Saturday, April 15, 2006


Mad cow, bird flu: the cause seems to be greed

It's only greed that causes mad cow disease: greed that makes a cow eat parts of other dead cows instead of grazing on grass, as cows were meant to do (why aren't religious fanatics objecting to meddling with this intelligent design?). Now a study by the non-governmental organization GRAIN Fowl play: The poultry industry's central role in the bird flu crisis blames the spread of avian flu on the intense confinement of factory poultry farms that allowed the virus to mutate and spread.

The study casts doubt on the theory that the disease travels along migratory bird routes. Instead, it found that avian influenza is spread along poultry trade routes, where meat, eggs, poultry, manure and other chicken products pass through.

Avian flu has not yet spread to Hawaii. We seem poised to blame it on the poor kolea, which will mingle with other migratory birds during its summer in Alaska (see, for example, Bob Krauss' April 9 column Migratory kolea face avian flu challenge). When I read that article I was wondering how the little sick birds would be able to fly back here over the vast distance. But what do I know about these things.

The study challenges the popular wisdom, though.

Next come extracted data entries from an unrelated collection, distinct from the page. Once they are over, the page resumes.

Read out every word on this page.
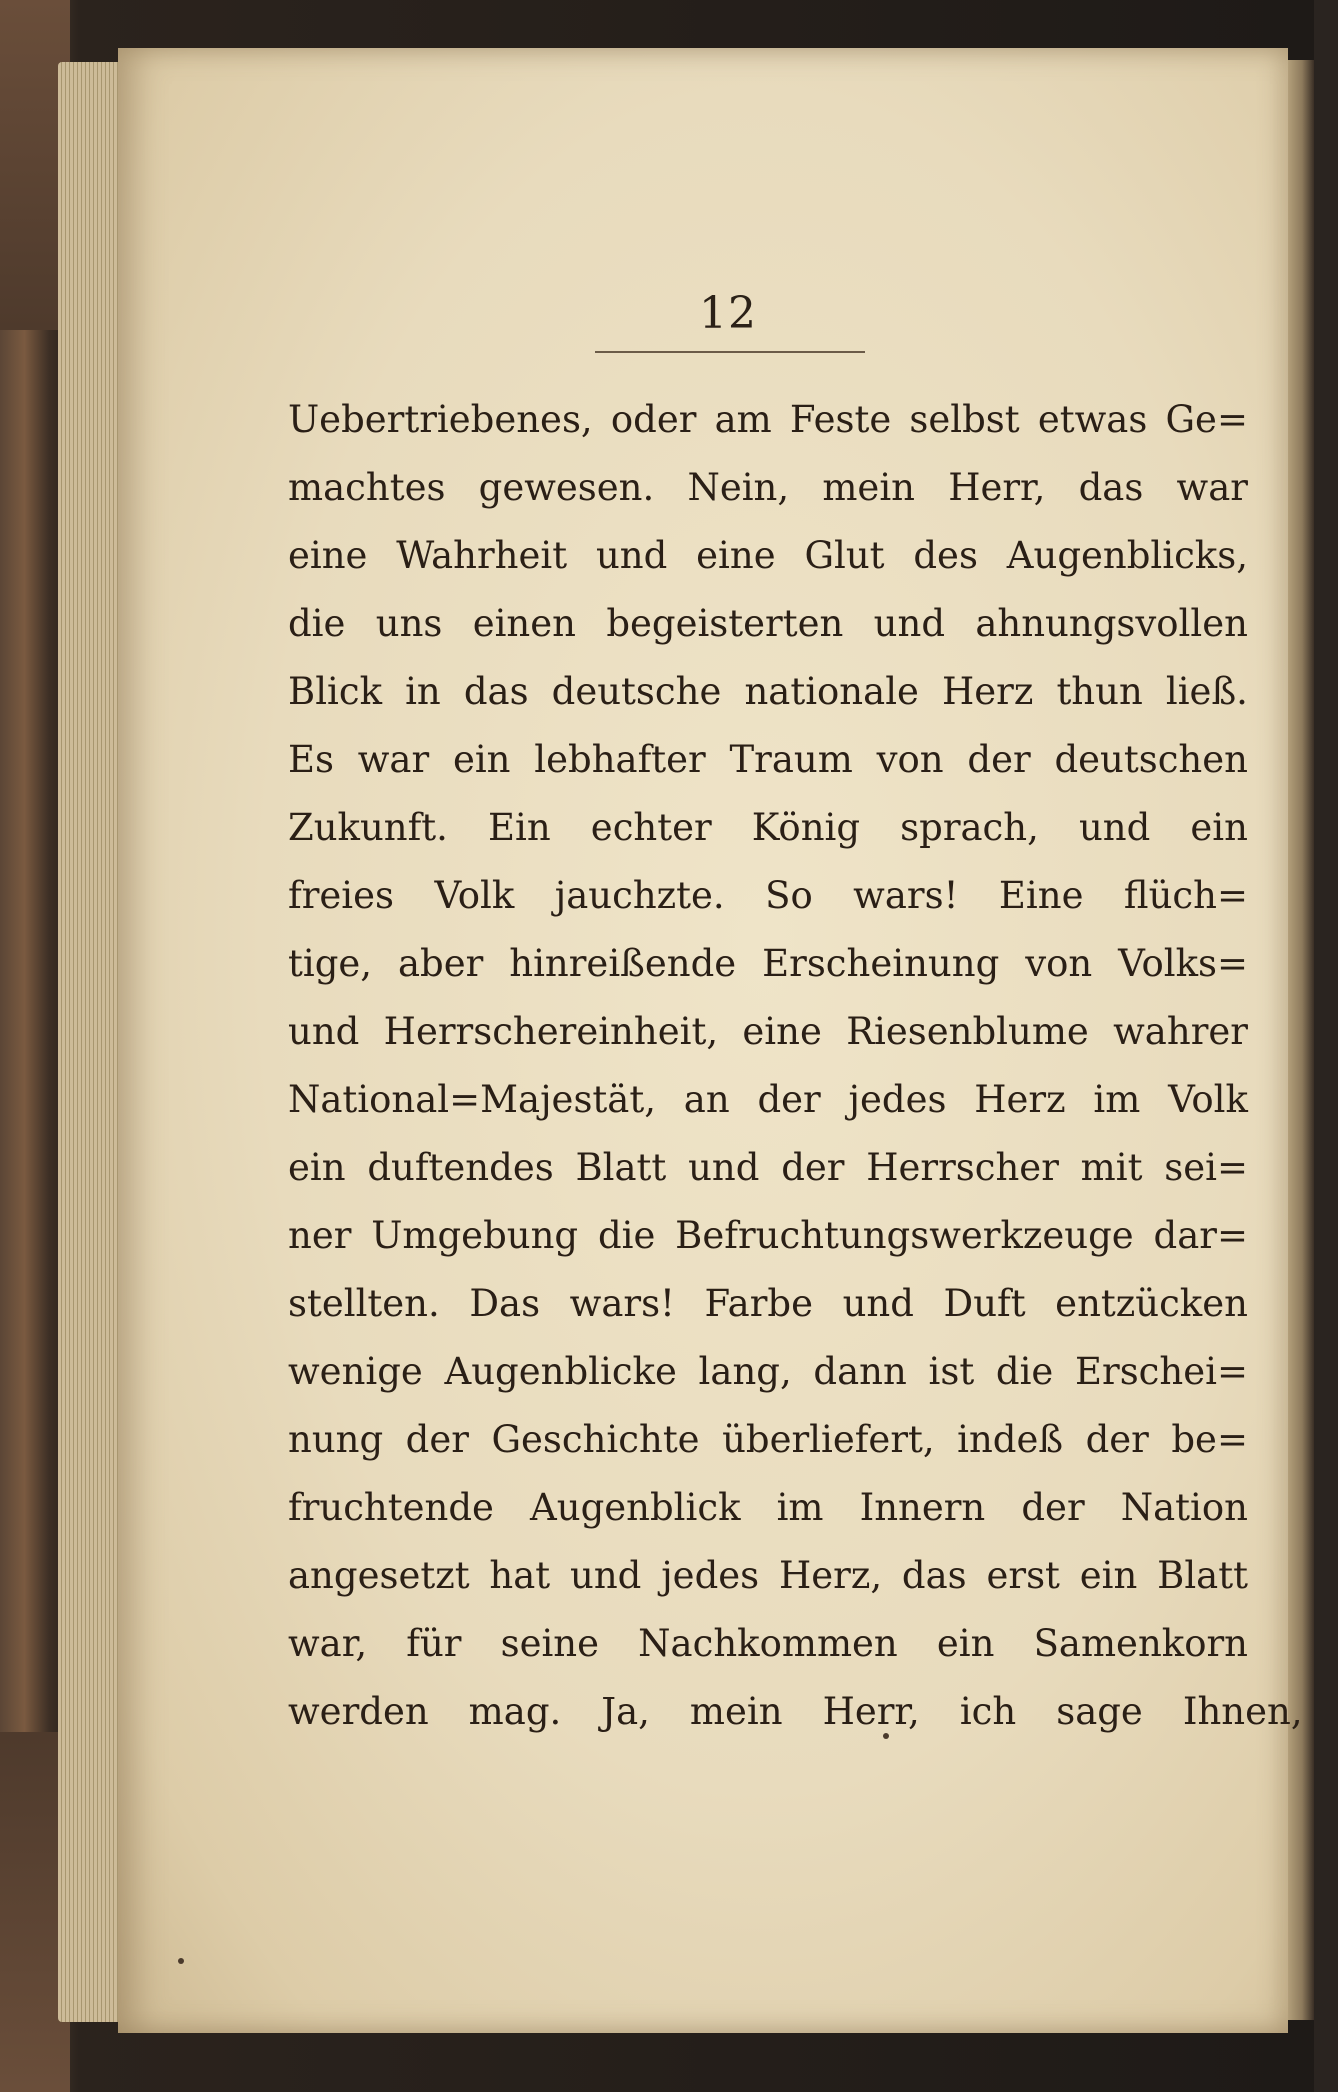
12
Uebertriebenes, oder am Feste selbst etwas Ge=
machtes gewesen. Nein, mein Herr, das war
eine Wahrheit und eine Glut des Augenblicks,
die uns einen begeisterten und ahnungsvollen
Blick in das deutsche nationale Herz thun ließ.
Es war ein lebhafter Traum von der deutschen
Zukunft. Ein echter König sprach, und ein
freies Volk jauchzte. So wars! Eine flüch=
tige, aber hinreißende Erscheinung von Volks=
und Herrschereinheit, eine Riesenblume wahrer
National=Majestät, an der jedes Herz im Volk
ein duftendes Blatt und der Herrscher mit sei=
ner Umgebung die Befruchtungswerkzeuge dar=
stellten. Das wars! Farbe und Duft entzücken
wenige Augenblicke lang, dann ist die Erschei=
nung der Geschichte überliefert, indeß der be=
fruchtende Augenblick im Innern der Nation
angesetzt hat und jedes Herz, das erst ein Blatt
war, für seine Nachkommen ein Samenkorn
werden mag. Ja, mein Herr, ich sage Ihnen,
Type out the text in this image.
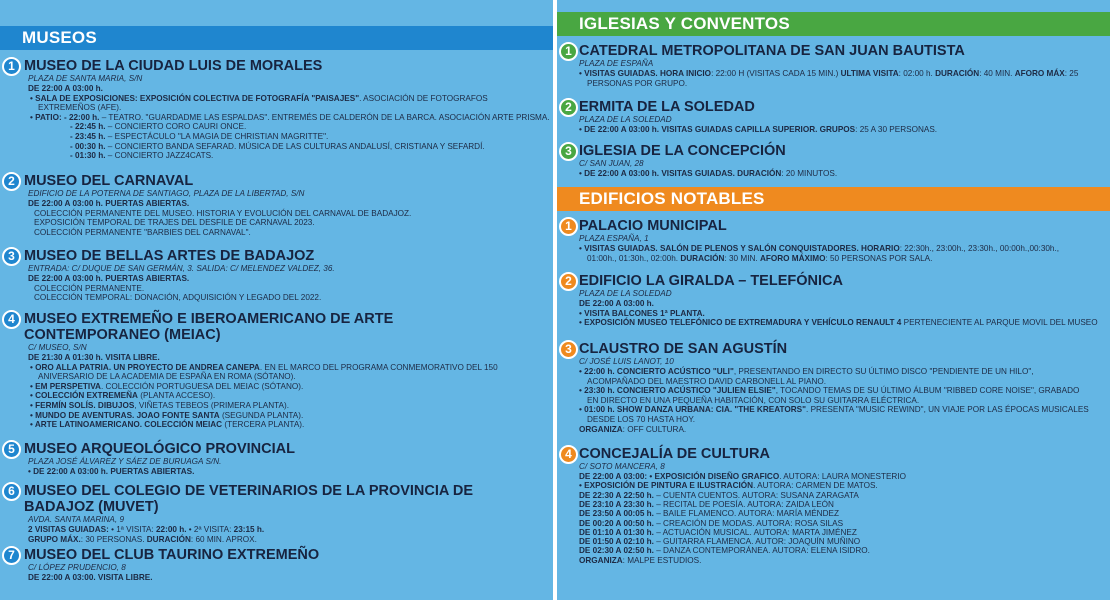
MUSEOS
1 MUSEO DE LA CIUDAD LUIS DE MORALES
PLAZA DE SANTA MARIA, S/N
DE 22:00 A 03:00 h.
• SALA DE EXPOSICIONES: EXPOSICIÓN COLECTIVA DE FOTOGRAFÍA "PAISAJES". ASOCIACIÓN DE FOTOGRAFOS
EXTREMEÑOS (AFE).
• PATIO: - 22:00 h. – TEATRO. "GUARDADME LAS ESPALDAS". ENTREMÉS DE CALDERÓN DE LA BARCA. ASOCIACIÓN ARTE PRISMA.
- 22:45 h. – CONCIERTO CORO CAURI ONCE.
- 23:45 h. – ESPECTÁCULO "LA MAGIA DE CHRISTIAN MAGRITTE".
- 00:30 h. – CONCIERTO BANDA SEFARAD. MÚSICA DE LAS CULTURAS ANDALUSÍ, CRISTIANA Y SEFARDÍ.
- 01:30 h. – CONCIERTO JAZZ4CATS.
2 MUSEO DEL CARNAVAL
EDIFICIO DE LA POTERNA DE SANTIAGO, PLAZA DE LA LIBERTAD, S/N
DE 22:00 A 03:00 h. PUERTAS ABIERTAS.
COLECCIÓN PERMANENTE DEL MUSEO. HISTORIA Y EVOLUCIÓN DEL CARNAVAL DE BADAJOZ.
EXPOSICIÓN TEMPORAL DE TRAJES DEL DESFILE DE CARNAVAL 2023.
COLECCIÓN PERMANENTE "BARBIES DEL CARNAVAL".
3 MUSEO DE BELLAS ARTES DE BADAJOZ
ENTRADA: C/ DUQUE DE SAN GERMÁN, 3. SALIDA: C/ MELENDEZ VALDEZ, 36.
DE 22:00 A 03:00 h. PUERTAS ABIERTAS.
COLECCIÓN PERMANENTE.
COLECCIÓN TEMPORAL: DONACIÓN, ADQUISICIÓN Y LEGADO DEL 2022.
4 MUSEO EXTREMEÑO E IBEROAMERICANO DE ARTE
CONTEMPORANEO (MEIAC)
C/ MUSEO, S/N
DE 21:30 A 01:30 h. VISITA LIBRE.
• ORO ALLA PATRIA. UN PROYECTO DE ANDREA CANEPA. EN EL MARCO DEL PROGRAMA CONMEMORATIVO DEL 150
ANIVERSARIO DE LA ACADEMIA DE ESPAÑA EN ROMA (SÓTANO).
• EM PERSPETIVA. COLECCIÓN PORTUGUESA DEL MEIAC (SÓTANO).
• COLECCIÓN EXTREMEÑA (PLANTA ACCESO).
• FERMÍN SOLÍS. DIBUJOS, VIÑETAS TEBEOS (PRIMERA PLANTA).
• MUNDO DE AVENTURAS. JOAO FONTE SANTA (SEGUNDA PLANTA).
• ARTE LATINOAMERICANO. COLECCIÓN MEIAC (TERCERA PLANTA).
5 MUSEO ARQUEOLÓGICO PROVINCIAL
PLAZA JOSÉ ÁLVAREZ Y SÁEZ DE BURUAGA S/N.
• DE 22:00 A 03:00 h. PUERTAS ABIERTAS.
6 MUSEO DEL COLEGIO DE VETERINARIOS DE LA PROVINCIA DE
BADAJOZ (MUVET)
AVDA. SANTA MARINA, 9
2 VISITAS GUIADAS: • 1ª VISITA: 22:00 h. • 2ª VISITA: 23:15 h.
GRUPO MÁX.: 30 PERSONAS. DURACIÓN: 60 MIN. APROX.
7 MUSEO DEL CLUB TAURINO EXTREMEÑO
C/ LÓPEZ PRUDENCIO, 8
DE 22:00 A 03:00. VISITA LIBRE.
IGLESIAS Y CONVENTOS
1 CATEDRAL METROPOLITANA DE SAN JUAN BAUTISTA
PLAZA DE ESPAÑA
• VISITAS GUIADAS. HORA INICIO: 22:00 H (VISITAS CADA 15 MIN.) ULTIMA VISITA: 02:00 h. DURACIÓN: 40 MIN. AFORO MÁX: 25
PERSONAS POR GRUPO.
2 ERMITA DE LA SOLEDAD
PLAZA DE LA SOLEDAD
• DE 22:00 A 03:00 h. VISITAS GUIADAS CAPILLA SUPERIOR. GRUPOS: 25 A 30 PERSONAS.
3 IGLESIA DE LA CONCEPCIÓN
C/ SAN JUAN, 28
• DE 22:00 A 03:00 h. VISITAS GUIADAS. DURACIÓN: 20 MINUTOS.
EDIFICIOS NOTABLES
1 PALACIO MUNICIPAL
PLAZA ESPAÑA, 1
• VISITAS GUIADAS. SALÓN DE PLENOS Y SALÓN CONQUISTADORES. HORARIO: 22:30h., 23:00h., 23:30h., 00:00h.,00:30h.,
01:00h., 01:30h., 02:00h. DURACIÓN: 30 MIN. AFORO MÁXIMO: 50 PERSONAS POR SALA.
2 EDIFICIO LA GIRALDA – TELEFÓNICA
PLAZA DE LA SOLEDAD
DE 22:00 A 03:00 h.
• VISITA BALCONES 1ª PLANTA.
• EXPOSICIÓN MUSEO TELEFÓNICO DE EXTREMADURA Y VEHÍCULO RENAULT 4 PERTENECIENTE AL PARQUE MOVIL DEL MUSEO
3 CLAUSTRO DE SAN AGUSTÍN
C/ JOSÉ LUIS LANOT, 10
• 22:00 h. CONCIERTO ACÚSTICO "ULI", PRESENTANDO EN DIRECTO SU ÚLTIMO DISCO "PENDIENTE DE UN HILO",
ACOMPAÑADO DEL MAESTRO DAVID CARBONELL AL PIANO.
• 23:30 h. CONCIERTO ACÚSTICO "JULIEN ELSIE", TOCANDO TEMAS DE SU ÚLTIMO ÁLBUM "RIBBED CORE NOISE", GRABADO
EN DIRECTO EN UNA PEQUEÑA HABITACIÓN, CON SOLO SU GUITARRA ELÉCTRICA.
• 01:00 h. SHOW DANZA URBANA: CIA. "THE KREATORS". PRESENTA "MUSIC REWIND", UN VIAJE POR LAS ÉPOCAS MUSICALES
DESDE LOS 70 HASTA HOY.
ORGANIZA: OFF CULTURA.
4 CONCEJALÍA DE CULTURA
C/ SOTO MANCERA, 8
DE 22:00 A 03:00: • EXPOSICIÓN DISEÑO GRAFICO. AUTORA: LAURA MONESTERIO
• EXPOSICIÓN DE PINTURA E ILUSTRACIÓN. AUTORA: CARMEN DE MATOS.
DE 22:30 A 22:50 h. – CUENTA CUENTOS. AUTORA: SUSANA ZARAGATA
DE 23:10 A 23:30 h. – RECITAL DE POESÍA. AUTORA: ZAIDA LEÓN
DE 23:50 A 00:05 h. – BAILE FLAMENCO. AUTORA: MARÍA MÉNDEZ
DE 00:20 A 00:50 h. – CREACIÓN DE MODAS. AUTORA: ROSA SILAS
DE 01:10 A 01:30 h. – ACTUACIÓN MUSICAL. AUTORA: MARTA JIMÉNEZ
DE 01:50 A 02:10 h. – GUITARRA FLAMENCA. AUTOR: JOAQUÍN MUÑINO
DE 02:30 A 02:50 h. – DANZA CONTEMPORÁNEA. AUTORA: ELENA ISIDRO.
ORGANIZA: MALPE ESTUDIOS.
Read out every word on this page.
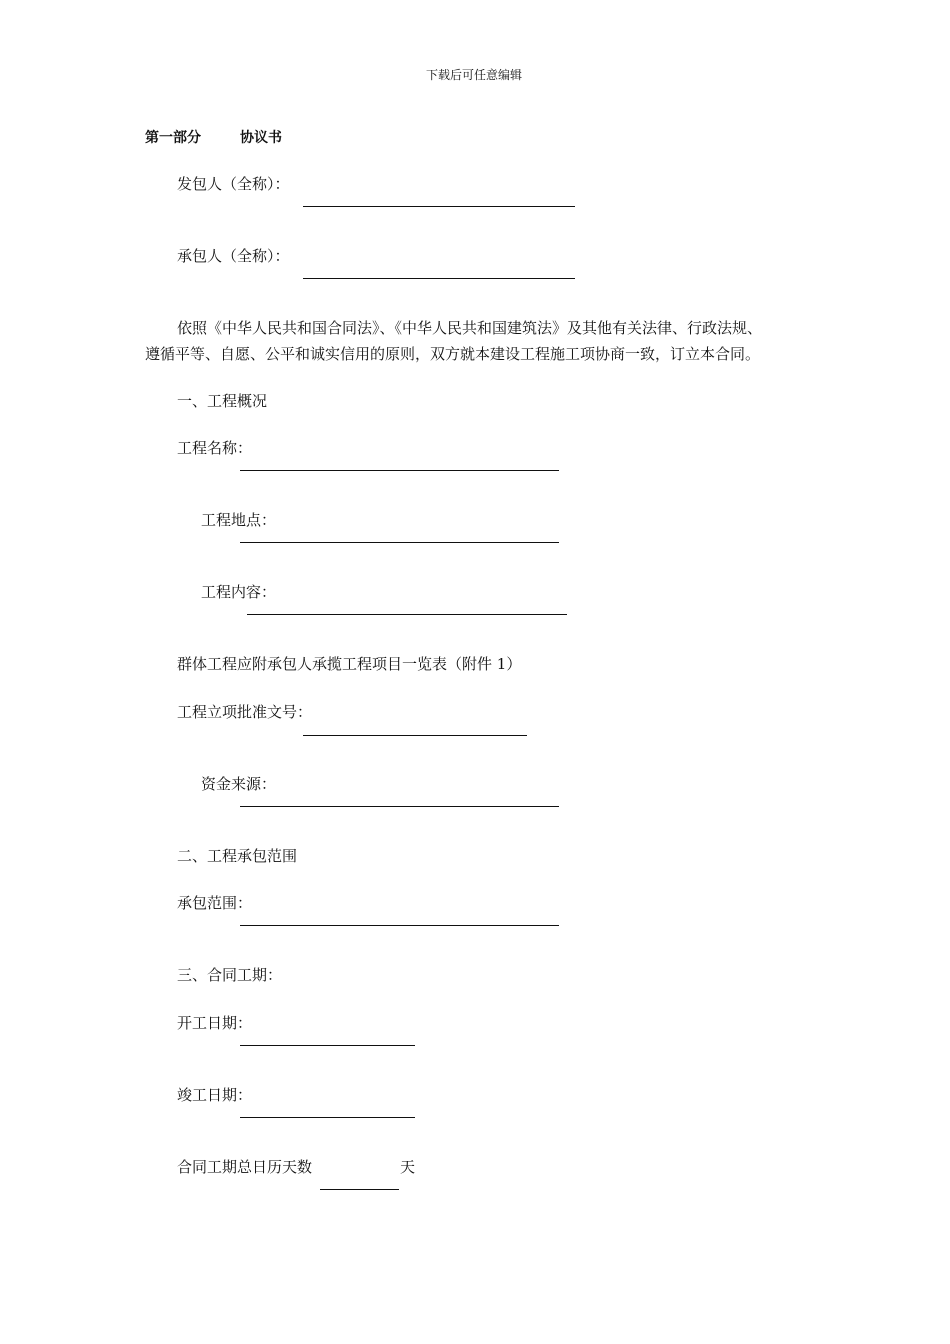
下载后可任意编辑
第一部分	协议书
发包人（全称）：
承包人（全称）：
依照《中华人民共和国合同法》、《中华人民共和国建筑法》及其他有关法律、行政法规、
遵循平等、自愿、公平和诚实信用的原则，双方就本建设工程施工项协商一致，订立本合同。
一、工程概况
工程名称：
工程地点：
工程内容：
群体工程应附承包人承揽工程项目一览表（附件 1）
工程立项批准文号：
资金来源：
二、工程承包范围
承包范围：
三、合同工期：
开工日期：
竣工日期：
合同工期总日历天数	天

It won't be kokea transmitting the disease to the rooster pecking around your yard, if the study is correct.

Still, it's wise to take precautions. A March 20 story Hawai'i in bird flu's path also picked on the kolea (plover):
If avian influenza spreads to Hawai'i, it likely will arrive on the wings of a Pacific golden plover or some other migratory bird returning from arctic nesting grounds.

Once here, the disease could spread to backyard pens, poultry farms and the clusters of feral chickens that roam many communities. It could impact operations at the Honolulu Zoo and wildlife refuges, threatening native birds already teetering on the brink of extinction.
Certainly, if factory farm conditions favor not only the spread and mutation of the disease, we should be looking at closing any factory farms that might breed the microbe. But will we? Probably not, that's where the greed kicks in.

I don't know what chicken farming is like in Hawaii. If there are intensive factory farms here, now may be the time to let the birds loose.